The context of the passage Badnarik cites from
Hale does not concern contract. This part of the decision is deciding the application of the right to remain silent. Here is the larger passage, with Badnarik’s selection in bold:
If, whenever an officer or employee of a corporation were summoned before a grand jury as a witness he could refuse to produce the books and documents of such corporation, upon the ground that they would incriminate the corporation itself, it would result in the failure of a large number of cases where the illegal combination was determinable only upon the examination of such papers. Conceding that the witness was an officer of the corporation under investigation, and that he was entitled to assert the rights of corporation with respect to the production of its books and papers, we are of the opinion that there is a clear distinction in this particular between an individual and a corporation, and that the latter has no right to refuse to submit its books and papers for an examination at the suit of the state. The individual may stand upon his constitutional rights as a citizen. He is entitled to carry on his private business in his own way. His power to contract is unlimited. He owes no duty to the state or to his neighbors to divulge his business, or to open his doors to an investigation, so far as it may tend to criminate him. He owes no such duty to the state, since he receives nothing therefrom, beyond the protection of his life and property. His rights are such as existed by the law of the land long antecedent to the organization of the state, and can only be taken from him by due process of law, and in accordance with the Constitution. Among his rights are a refusal to incriminate himself, and the immunity of himself and his property from arrest or seizure except under a warrant of the law. He owes nothing to the public so long as he does not trespass upon their rights.

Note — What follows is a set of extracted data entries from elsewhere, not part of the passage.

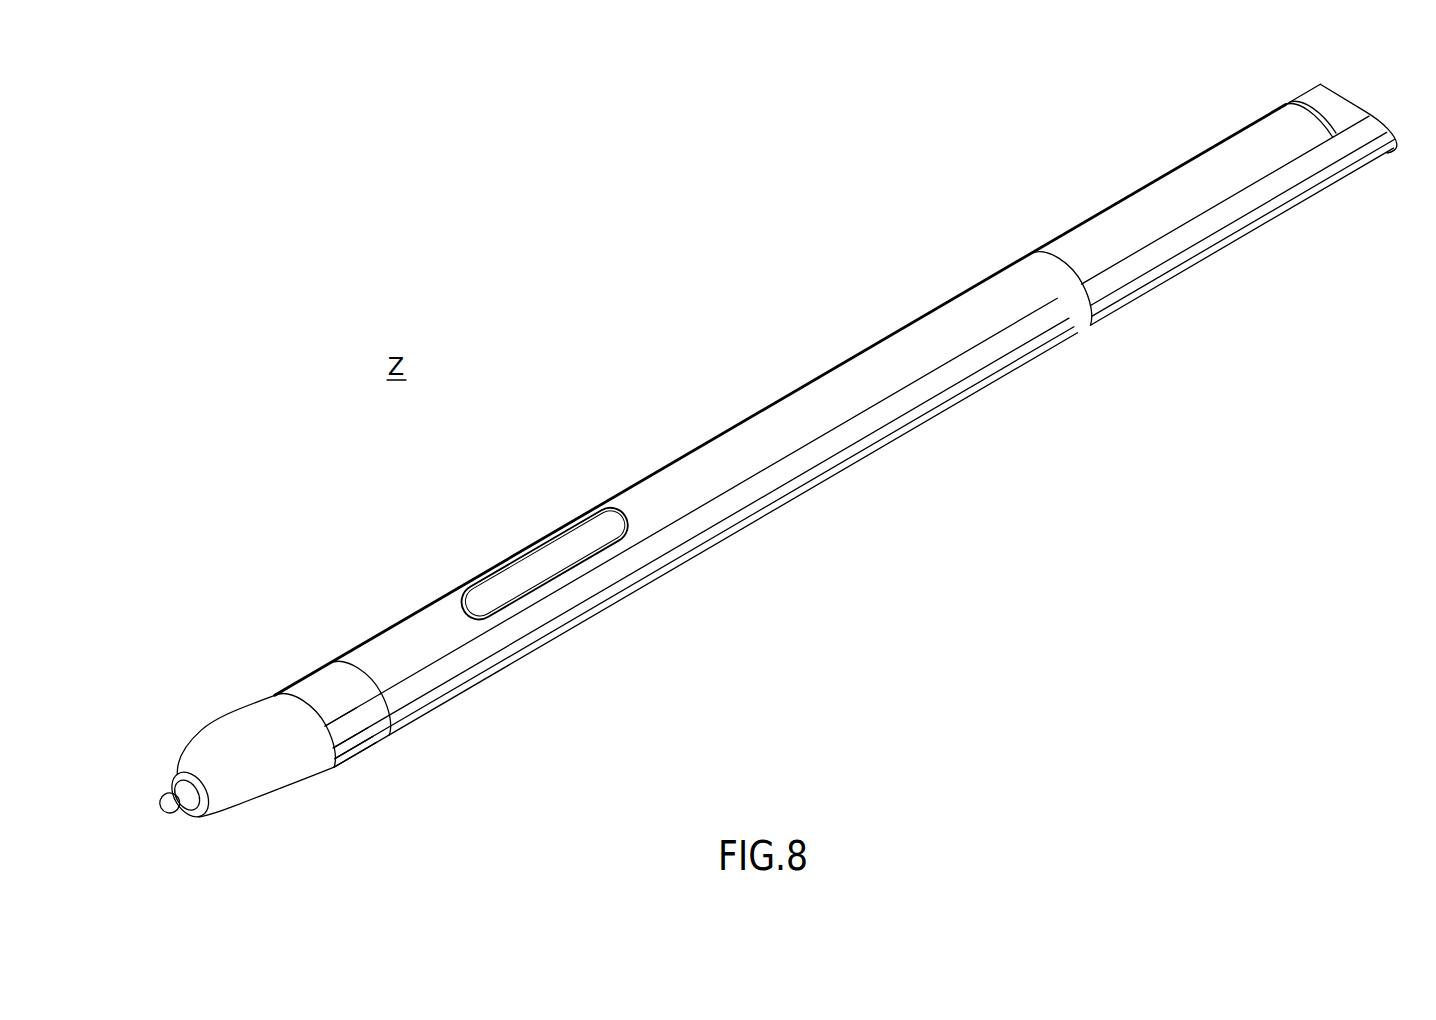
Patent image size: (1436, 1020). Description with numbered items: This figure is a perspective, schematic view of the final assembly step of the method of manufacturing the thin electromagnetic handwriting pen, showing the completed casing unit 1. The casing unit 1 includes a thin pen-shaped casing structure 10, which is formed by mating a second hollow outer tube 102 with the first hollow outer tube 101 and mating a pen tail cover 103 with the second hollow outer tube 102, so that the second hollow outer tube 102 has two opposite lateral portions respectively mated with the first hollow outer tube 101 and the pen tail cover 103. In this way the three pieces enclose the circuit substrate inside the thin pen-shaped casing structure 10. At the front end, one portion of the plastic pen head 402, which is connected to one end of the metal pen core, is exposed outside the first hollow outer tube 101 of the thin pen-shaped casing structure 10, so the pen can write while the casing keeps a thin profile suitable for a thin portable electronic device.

The casing unit 1 is at (202, 613).
The thin pen-shaped casing structure 10 is at (212, 719).
The first hollow outer tube 101 is at (322, 690).
The second hollow outer tube 102 is at (728, 457).
The pen tail cover 103 is at (1193, 188).
The plastic pen head 402 is at (167, 802).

Upon the other hand, the corporation is a creature of the state. It is presumed to be incorporated for the benefit of the public. It receives certain special privileges and franchises, and holds them subject to the laws of the state and the limitations of its charter.
It is clear from this that the “power to contract is unlimited” is a throwaway line, “said by the way,” and does not relate to the larger issue, that an individual has greater rights than a corporation. This also is a great illustration of the purpose behind the whole concept of dicta. Here, a justice, in passing, uses a phrase that is taken alone is not consistent with the overwhelming weight of precedent. If this were held to somehow overrule reams of caselaw in which a court was actually charged with deciding the issue in question, the whole idea of court precedent would devolve into chaos.
The larger point is that Badnarik's factual basis for his contract analysis is simply wrong. Down the road this will be one problem when he attempts to synthesize his larger concept of the “Sovereign Citizen.”